April Fools hoax stories could offer linguistic clues to spotting fake news articles, say scientists who identified the similarities in the language used in humorous spoofs and malicious stories. Researchers from Lancaster University in the UK compiled a dataset of more than 500 April Fools articles sourced from more than 370 websites and written over 14 years.
They found that there are similarities in the written structure of humorous April Fools hoaxes published by media outlets and fake news stories. “April Fools hoaxes are very useful because they provide us with a verifiable body of deceptive texts that give us an opportunity to find out about the linguistic techniques used when an author writes something fictitious disguised as a factual account,” said Edward Dearden from Lancaster University.
“By looking at the language used in April Fools and comparing them with fake news stories we can get a better picture of the kinds of language used by authors of disinformation,” said Dearden.
A comparison of April Fools hoax texts against genuine news articles written in the same period revealed stylistic differences. Researchers focused on specific features within the texts, such as the amount of details used, vagueness, formality of writing style and complexity of language.
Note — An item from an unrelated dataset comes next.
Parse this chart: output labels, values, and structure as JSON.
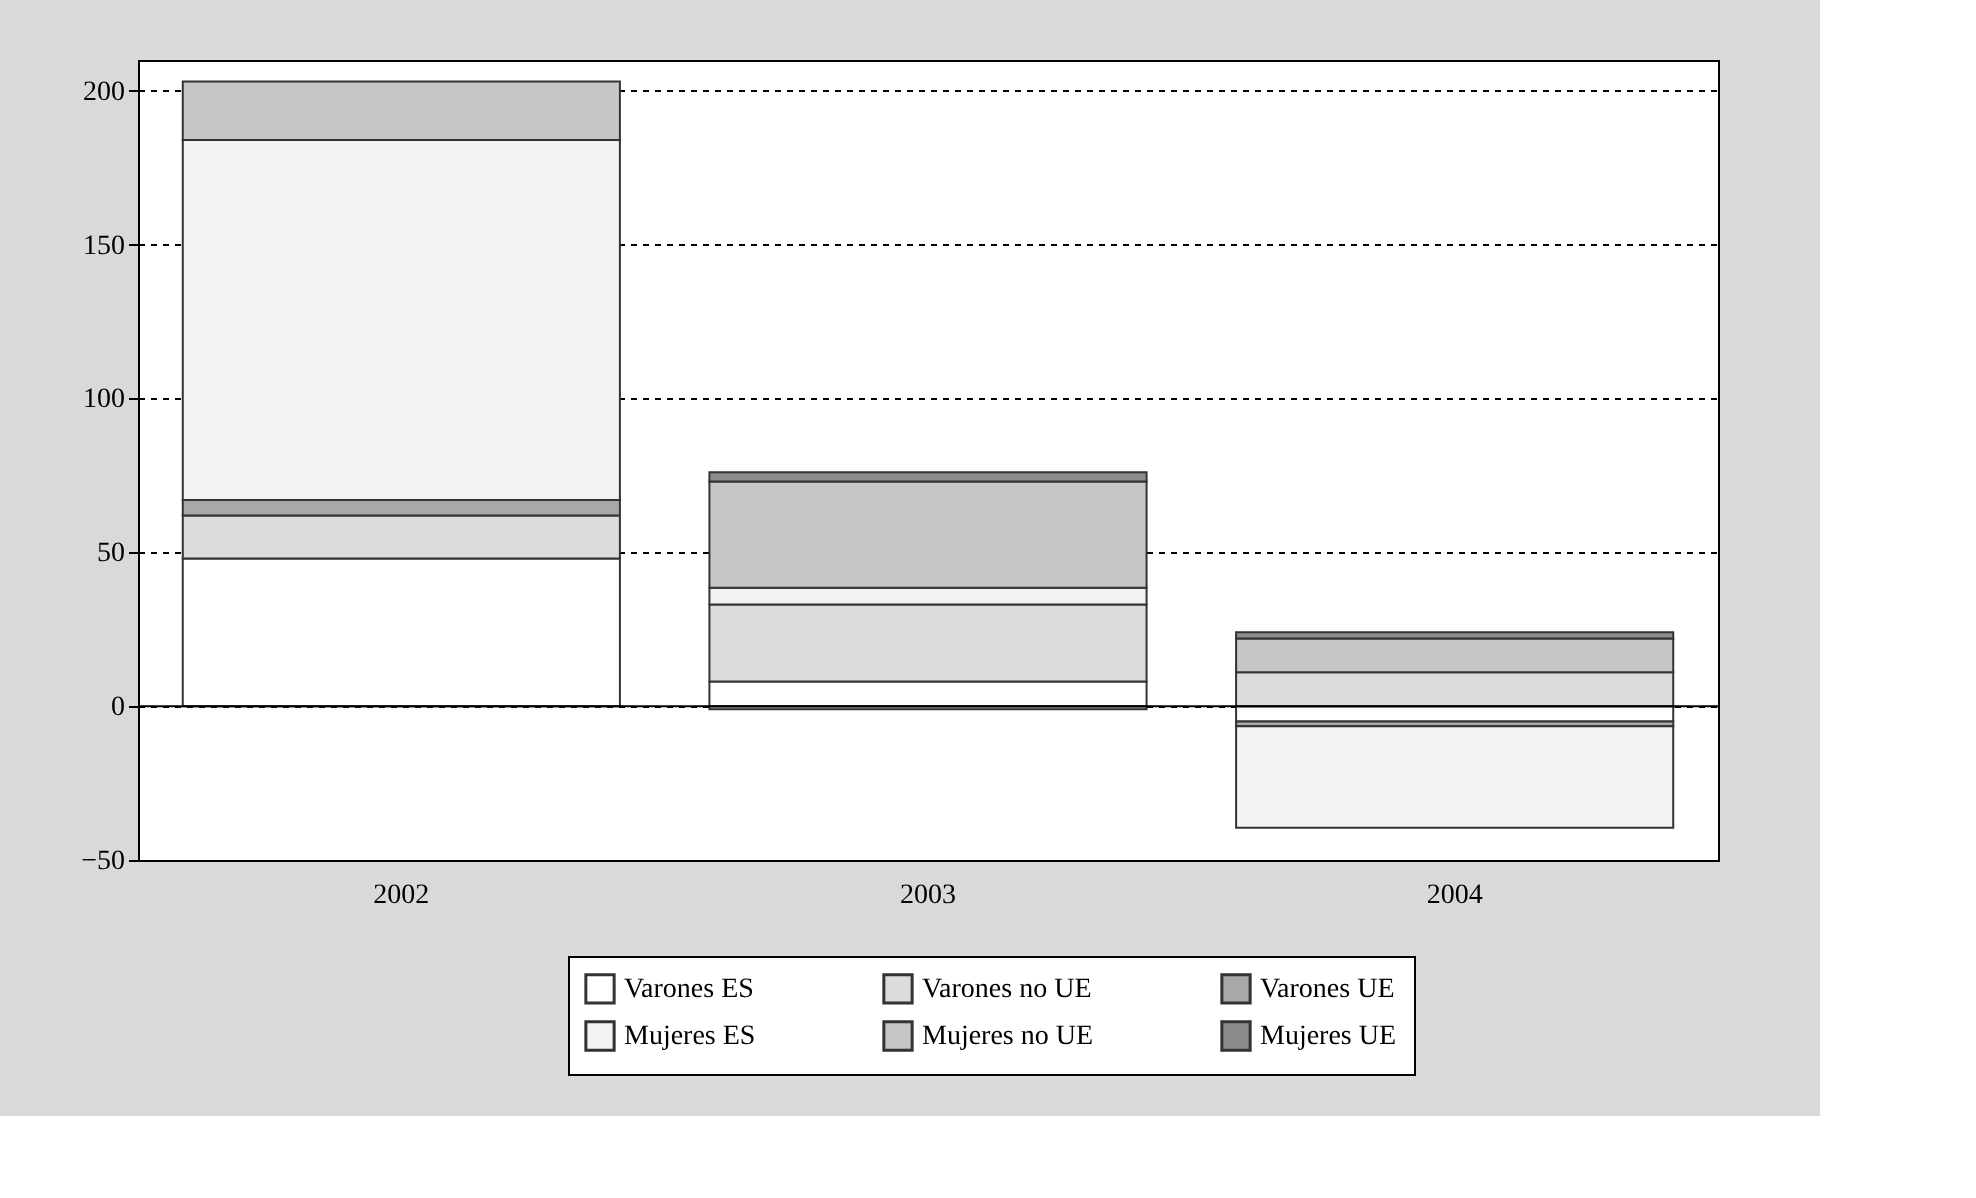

They then compared the April Fools stories with a ‘fake news’ dataset, and found a number of similar characteristics. Such articles tend to contain less complex language, an easier reading difficulty, and longer sentences than genuine news.
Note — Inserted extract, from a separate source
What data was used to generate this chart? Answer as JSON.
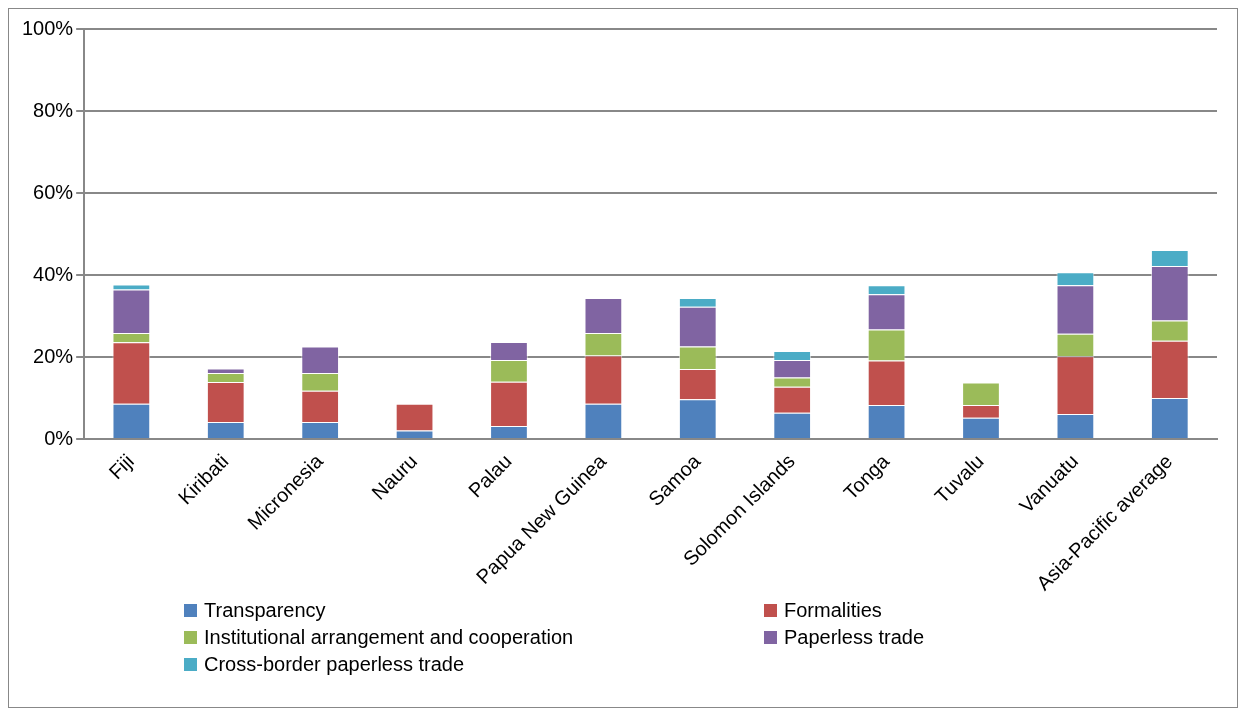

Important details for news stories, such as names, places, dates and times, were found to be used less frequently within April Fools hoaxes and fake news. First person pronouns, such as ‘we’, are also a prominent feature for both April Fools and fake news, researchers said.
The team also created a machine learning ‘classifier’ to identify if articles are April Fools hoaxes, fake news or genuine news stories. The classifier achieved a 75 per cent accuracy at identifying April Fools articles and 72 per cent for identifying fake news stories.
When the classifier was trained on April Fools hoaxes and set the task of identifying fake news it recorded an accuracy of more than 65 per cent.
“Looking at details and complexities within a text are crucial when trying to determine if an article is a hoax,” said Alistair Baron, from Lancaster University.
“Although there are many differences, our results suggest that April Fools and fake news articles share some similar features, mostly involving structural complexity,” Baron said.
“Our findings suggest that there are certain features in common between different forms of disinformation and exploring these similarities may provide important insights for future research into deceptive news stories,” he said.